Enclosure, Mooresfort, Co. Tipperary
Co. Tipperary |
Enclosures
In a grazed field on a south-east-facing slope at Mooresfort in County Tipperary, there is an enclosure so thoroughly flattened by time and farming that it can barely be read as a structure at all.
What remains is a sub-oval earthwork, roughly 24 metres by 20 metres, defined by the ghost of a bank and a shallow surrounding fosse. A fosse is simply a ditch dug to reinforce the boundary of an enclosure, the excavated material typically thrown inward or outward to form the accompanying bank. Here, the bank survives to an internal height of just 0.2 metres and an external height of a mere 0.05 metres, barely a ripple in the pasture. The fosse is similarly vestigial, around 2.2 metres wide and 0.15 metres deep.

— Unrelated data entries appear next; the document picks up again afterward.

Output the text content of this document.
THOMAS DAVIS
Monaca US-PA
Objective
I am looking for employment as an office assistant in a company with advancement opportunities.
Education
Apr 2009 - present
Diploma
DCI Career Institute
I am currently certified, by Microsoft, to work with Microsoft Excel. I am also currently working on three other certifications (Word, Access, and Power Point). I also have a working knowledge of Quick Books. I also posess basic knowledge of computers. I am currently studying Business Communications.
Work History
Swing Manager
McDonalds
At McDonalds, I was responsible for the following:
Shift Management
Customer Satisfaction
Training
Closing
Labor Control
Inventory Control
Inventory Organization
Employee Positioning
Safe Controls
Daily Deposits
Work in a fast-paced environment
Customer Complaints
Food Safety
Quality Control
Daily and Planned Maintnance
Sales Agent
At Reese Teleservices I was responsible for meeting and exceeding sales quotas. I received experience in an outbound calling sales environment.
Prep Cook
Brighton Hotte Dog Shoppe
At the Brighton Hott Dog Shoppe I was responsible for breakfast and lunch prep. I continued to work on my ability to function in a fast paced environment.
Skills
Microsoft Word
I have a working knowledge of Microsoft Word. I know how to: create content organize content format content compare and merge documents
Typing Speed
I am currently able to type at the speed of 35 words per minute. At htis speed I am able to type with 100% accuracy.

This is a site that asks a great deal of its observers.
The enclosure was identified during a field survey carried out by Alison McQueen and Vera Rahilly on 28 November 2008, suggesting it had gone unrecorded before that date despite sitting in ordinary improved farmland. A modern field fence cuts directly across the ESE sector of the monument, running north-north-east to south-south-west and severing the bank. A small fragment of the bank continues on the far side of the fence in the south-west quadrant before tapering away entirely. In the south-east quadrant, a concrete pad has been laid to anchor a livestock trough against the fence line, and the ground on both sides of that fence has been heavily poached by cattle, compounding the damage already done by agricultural improvement over what may have been centuries. The interior of the enclosure slopes gently to the south-east, following the natural fall of the hillside.